Origin: Gardenia is a genus of flowering plants in the coffee family, Rubiaceae, native to the tropical and subtropical regions of Africa, southern Asia, Australasia and Oceania.

Function & characteristics: They are evergreen shrubs and small trees growing to 1–15 metres (3.3–49.2 ft) tall. The leaves are opposite or in whorls of three or four, 5–50 centimetres (2.0–19.7 in) long and 3–25 centimetres (1.2–9.8 in) broad, dark green and glossy with a leathery texture. The flowers are solitary or in small clusters, white, or pale yellow, with a tubular-based corolla with 5-12 lobes (petals) from 5–12 centimetres (2.0–4.7 in) diameter. Flowering is from about mid-spring to mid-summer, and many species are strongly scented.

Products: Gardenia plants are prized for the strong sweet scent of their flowers, which can be very large in size in some species.Gardenia jasminoides (syn. G. grandiflora, G. Florida) is cultivated as a house plant. This species can be difficult to grow because it originated in warm humid tropical areas. It demands high humidity to thrive, and bright (not direct) light. It flourishes in acidic soils with good drainage and thrives on [68-74 F temperatures (20-23 C)][2] during the day and 60 F (15-16 C) in the evening. Potting soils developed especially for gardenias are available.
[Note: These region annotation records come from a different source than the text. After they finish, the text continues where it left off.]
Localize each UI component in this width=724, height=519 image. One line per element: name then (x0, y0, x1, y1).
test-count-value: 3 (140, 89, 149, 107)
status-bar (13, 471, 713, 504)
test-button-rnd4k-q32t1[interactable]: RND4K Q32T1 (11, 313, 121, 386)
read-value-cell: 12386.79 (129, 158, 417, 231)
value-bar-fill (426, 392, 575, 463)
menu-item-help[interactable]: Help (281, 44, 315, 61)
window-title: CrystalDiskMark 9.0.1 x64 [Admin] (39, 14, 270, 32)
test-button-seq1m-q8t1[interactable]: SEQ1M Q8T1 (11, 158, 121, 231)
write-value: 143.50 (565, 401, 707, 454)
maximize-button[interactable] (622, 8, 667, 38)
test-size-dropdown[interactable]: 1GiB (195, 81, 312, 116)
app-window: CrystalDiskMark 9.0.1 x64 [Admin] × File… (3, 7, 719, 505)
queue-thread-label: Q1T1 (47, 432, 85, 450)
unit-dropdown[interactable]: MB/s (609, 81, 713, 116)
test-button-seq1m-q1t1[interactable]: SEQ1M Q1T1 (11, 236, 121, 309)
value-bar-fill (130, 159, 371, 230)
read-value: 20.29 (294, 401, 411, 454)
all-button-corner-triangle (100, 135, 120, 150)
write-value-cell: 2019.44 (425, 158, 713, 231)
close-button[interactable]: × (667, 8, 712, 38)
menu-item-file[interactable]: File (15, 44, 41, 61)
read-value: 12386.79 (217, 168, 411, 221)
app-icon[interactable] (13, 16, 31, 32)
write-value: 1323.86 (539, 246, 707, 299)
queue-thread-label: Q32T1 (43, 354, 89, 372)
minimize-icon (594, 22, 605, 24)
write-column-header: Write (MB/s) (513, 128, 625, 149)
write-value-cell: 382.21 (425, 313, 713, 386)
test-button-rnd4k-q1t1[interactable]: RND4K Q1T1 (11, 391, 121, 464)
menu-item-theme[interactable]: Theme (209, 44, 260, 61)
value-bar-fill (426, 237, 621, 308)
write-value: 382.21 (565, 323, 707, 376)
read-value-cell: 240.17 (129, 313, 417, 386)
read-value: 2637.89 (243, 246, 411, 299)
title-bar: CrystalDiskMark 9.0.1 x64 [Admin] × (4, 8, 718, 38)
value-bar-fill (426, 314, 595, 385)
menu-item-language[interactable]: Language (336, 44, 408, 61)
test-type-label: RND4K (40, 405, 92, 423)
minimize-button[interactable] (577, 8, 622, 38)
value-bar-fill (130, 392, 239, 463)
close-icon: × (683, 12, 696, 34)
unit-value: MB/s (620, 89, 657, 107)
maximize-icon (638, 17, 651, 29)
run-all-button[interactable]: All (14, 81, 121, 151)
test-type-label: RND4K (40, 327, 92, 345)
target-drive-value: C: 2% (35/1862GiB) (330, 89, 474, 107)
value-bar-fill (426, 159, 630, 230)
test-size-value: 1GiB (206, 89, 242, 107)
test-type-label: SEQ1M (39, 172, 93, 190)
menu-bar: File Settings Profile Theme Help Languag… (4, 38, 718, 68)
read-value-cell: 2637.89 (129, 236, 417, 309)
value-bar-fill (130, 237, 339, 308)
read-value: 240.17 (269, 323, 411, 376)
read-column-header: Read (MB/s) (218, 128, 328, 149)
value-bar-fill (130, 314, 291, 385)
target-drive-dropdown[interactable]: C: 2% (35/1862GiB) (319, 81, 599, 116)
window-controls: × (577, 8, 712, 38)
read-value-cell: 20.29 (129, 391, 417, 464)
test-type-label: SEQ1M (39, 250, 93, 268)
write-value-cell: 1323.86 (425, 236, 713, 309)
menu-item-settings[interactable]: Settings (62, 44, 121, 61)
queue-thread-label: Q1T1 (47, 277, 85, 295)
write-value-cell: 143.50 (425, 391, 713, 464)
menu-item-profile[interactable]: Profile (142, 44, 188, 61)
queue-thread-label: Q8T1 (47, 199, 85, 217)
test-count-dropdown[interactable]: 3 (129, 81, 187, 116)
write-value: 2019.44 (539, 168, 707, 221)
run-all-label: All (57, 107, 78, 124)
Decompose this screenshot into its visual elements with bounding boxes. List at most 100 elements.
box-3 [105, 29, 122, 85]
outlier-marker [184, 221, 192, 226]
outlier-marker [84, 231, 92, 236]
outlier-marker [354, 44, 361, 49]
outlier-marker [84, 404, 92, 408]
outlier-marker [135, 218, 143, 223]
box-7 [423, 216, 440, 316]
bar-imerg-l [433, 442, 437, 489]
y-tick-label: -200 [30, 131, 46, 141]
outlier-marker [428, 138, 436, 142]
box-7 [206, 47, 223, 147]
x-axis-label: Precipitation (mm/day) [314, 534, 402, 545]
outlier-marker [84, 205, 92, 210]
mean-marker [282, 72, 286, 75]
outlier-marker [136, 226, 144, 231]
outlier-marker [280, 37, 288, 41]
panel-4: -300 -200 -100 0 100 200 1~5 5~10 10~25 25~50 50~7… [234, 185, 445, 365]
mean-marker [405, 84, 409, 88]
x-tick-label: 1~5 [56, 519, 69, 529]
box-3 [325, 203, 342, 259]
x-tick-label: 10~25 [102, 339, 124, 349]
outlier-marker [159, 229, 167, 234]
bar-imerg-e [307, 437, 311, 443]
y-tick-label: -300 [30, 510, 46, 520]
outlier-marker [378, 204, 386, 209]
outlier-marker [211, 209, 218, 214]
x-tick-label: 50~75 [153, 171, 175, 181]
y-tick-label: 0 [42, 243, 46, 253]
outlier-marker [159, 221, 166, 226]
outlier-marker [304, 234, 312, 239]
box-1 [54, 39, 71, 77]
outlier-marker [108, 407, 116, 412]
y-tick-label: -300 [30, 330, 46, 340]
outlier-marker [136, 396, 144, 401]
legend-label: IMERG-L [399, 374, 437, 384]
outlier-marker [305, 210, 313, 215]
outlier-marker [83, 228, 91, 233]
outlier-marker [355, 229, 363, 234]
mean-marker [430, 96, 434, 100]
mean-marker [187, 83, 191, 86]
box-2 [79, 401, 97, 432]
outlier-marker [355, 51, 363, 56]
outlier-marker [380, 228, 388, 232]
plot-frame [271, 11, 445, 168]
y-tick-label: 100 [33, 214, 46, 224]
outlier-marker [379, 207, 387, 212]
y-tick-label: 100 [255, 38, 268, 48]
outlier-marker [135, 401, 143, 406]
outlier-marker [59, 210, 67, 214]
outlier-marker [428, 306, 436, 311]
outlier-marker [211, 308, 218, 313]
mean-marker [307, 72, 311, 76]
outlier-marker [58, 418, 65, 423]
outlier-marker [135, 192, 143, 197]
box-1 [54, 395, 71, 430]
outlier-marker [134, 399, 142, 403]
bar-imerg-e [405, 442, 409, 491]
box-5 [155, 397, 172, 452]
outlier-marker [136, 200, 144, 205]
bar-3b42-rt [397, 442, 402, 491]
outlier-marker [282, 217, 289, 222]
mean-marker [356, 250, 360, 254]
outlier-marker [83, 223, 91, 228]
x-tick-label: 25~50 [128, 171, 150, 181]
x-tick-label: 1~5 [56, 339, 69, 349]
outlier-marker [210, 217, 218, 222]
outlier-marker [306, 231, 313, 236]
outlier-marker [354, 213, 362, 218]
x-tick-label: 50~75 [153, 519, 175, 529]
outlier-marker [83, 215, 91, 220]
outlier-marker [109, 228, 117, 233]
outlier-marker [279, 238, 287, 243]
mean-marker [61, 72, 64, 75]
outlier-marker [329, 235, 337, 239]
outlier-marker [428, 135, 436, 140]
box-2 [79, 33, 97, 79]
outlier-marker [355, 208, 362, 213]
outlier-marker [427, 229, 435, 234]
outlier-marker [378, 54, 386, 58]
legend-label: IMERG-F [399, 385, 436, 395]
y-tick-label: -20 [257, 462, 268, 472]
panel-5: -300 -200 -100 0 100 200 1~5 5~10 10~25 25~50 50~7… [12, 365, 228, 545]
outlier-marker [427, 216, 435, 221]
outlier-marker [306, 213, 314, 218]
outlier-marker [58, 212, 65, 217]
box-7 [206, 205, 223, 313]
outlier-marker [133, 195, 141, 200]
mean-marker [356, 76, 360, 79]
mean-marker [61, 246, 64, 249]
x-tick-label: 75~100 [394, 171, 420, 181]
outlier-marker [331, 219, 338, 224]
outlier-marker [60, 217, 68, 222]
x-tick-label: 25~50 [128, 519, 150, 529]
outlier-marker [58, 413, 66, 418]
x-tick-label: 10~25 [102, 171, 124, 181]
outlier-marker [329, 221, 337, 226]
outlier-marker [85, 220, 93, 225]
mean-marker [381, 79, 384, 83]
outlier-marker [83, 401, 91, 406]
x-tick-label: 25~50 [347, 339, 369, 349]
G. jasminoides grows no larger than 18 inches in height and width when grown indoors. In climates where it can be grown outdoors, it can attain a height of 6 feet. If water touches the flowers, they will turn brown.

Daily intake:In China and Japan, Gardenia jasminoides is called zhīzi (栀子) and kuchinashi (梔), respectively. Its blossom is used as a yellow dye, used on fabric and food (including the Korean mung bean jelly called hwangpomuk). Its fruits are also used in traditional Chinese medicine for their clearing, calming, and cooling properties.